Cuscatlán had the same look since 1993, but they are the first in the downtown district to participate in the City’s storefront improvement program, which is now just a pilot program that will encompass five other business storefronts in addition to Rodeo.

“We put out the applications and had more than 20 applications from business owners,” said Alex Train, a planner for the City. “We ranked them accordingly and worked with the Chelsea Business Foundation to do that. Now, we have six businesses in the queue for funding. Rodeo was the first and we have five others working with architects on to finalize the design. We’re really thrilled with the final product at Rodeo. The other businesses are looking at new banner signs and blade signs – which were just allowed under the City’s new sign regulations. Many owners are excited and that old ban on signage prevented a lot of owners from upgrading.”

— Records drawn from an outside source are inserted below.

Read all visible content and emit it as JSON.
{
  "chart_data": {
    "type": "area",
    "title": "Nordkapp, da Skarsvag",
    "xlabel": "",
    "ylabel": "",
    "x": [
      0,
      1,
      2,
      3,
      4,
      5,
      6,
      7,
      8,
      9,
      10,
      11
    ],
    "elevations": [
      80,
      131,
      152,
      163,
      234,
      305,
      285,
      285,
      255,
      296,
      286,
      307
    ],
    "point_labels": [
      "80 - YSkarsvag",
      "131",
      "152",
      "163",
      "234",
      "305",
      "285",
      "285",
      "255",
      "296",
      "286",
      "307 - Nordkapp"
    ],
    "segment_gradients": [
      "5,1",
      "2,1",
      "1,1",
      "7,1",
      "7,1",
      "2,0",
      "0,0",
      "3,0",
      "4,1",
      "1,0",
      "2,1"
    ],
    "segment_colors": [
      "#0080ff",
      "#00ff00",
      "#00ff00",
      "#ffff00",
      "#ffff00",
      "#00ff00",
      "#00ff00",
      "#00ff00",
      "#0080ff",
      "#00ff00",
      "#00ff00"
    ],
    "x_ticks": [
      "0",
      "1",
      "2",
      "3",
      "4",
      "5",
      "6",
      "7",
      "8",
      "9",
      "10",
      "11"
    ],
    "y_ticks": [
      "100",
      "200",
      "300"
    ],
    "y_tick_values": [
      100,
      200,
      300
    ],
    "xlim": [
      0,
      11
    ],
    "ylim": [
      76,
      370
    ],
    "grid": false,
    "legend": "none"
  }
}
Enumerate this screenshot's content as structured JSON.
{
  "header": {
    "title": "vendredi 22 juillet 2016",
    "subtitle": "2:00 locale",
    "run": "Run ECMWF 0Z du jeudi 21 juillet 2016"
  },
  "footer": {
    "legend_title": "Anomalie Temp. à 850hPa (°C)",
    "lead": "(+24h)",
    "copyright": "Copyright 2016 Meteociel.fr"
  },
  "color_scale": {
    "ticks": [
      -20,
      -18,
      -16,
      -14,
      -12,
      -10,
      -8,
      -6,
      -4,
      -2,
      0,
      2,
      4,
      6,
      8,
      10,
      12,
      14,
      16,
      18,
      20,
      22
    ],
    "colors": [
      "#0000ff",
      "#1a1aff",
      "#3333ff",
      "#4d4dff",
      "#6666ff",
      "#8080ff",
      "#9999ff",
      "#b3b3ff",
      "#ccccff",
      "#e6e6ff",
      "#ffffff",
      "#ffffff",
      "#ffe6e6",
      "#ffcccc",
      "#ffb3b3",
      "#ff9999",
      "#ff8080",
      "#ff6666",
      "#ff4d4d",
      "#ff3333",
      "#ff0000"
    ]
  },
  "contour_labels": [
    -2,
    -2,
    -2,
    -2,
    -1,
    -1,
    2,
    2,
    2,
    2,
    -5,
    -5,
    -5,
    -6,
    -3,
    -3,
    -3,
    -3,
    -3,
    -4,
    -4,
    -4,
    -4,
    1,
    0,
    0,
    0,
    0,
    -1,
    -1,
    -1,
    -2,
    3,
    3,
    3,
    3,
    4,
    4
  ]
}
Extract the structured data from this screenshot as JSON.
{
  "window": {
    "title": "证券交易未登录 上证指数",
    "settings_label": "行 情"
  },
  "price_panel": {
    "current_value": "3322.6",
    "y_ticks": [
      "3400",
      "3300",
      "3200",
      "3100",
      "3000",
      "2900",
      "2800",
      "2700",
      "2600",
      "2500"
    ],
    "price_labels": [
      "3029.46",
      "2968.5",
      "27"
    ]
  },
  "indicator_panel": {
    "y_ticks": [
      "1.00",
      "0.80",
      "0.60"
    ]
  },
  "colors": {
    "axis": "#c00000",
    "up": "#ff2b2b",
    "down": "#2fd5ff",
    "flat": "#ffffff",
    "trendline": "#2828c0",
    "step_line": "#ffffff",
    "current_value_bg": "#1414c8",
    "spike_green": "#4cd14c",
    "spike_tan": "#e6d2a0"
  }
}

Train said the rest of the businesses will follow Rodeo with new, coordinated signage during the course of this winter. By the summer, he expects the entire round of funding and construction to be completed.

That brings the program to a crossroads.

Though popular with the business owners, and to the public so far, the City Council would have to vote to move the program from a Pilot to a permanent program supported by the City Budget.

“Now we have to go back to the Council to see if they want a full program,” he said.

For now, the changes at Rodeo are permanent and getting great reviews.

Asked if she recommended that the program be extended and that other businesses use it, Geldamez said, “Of course!”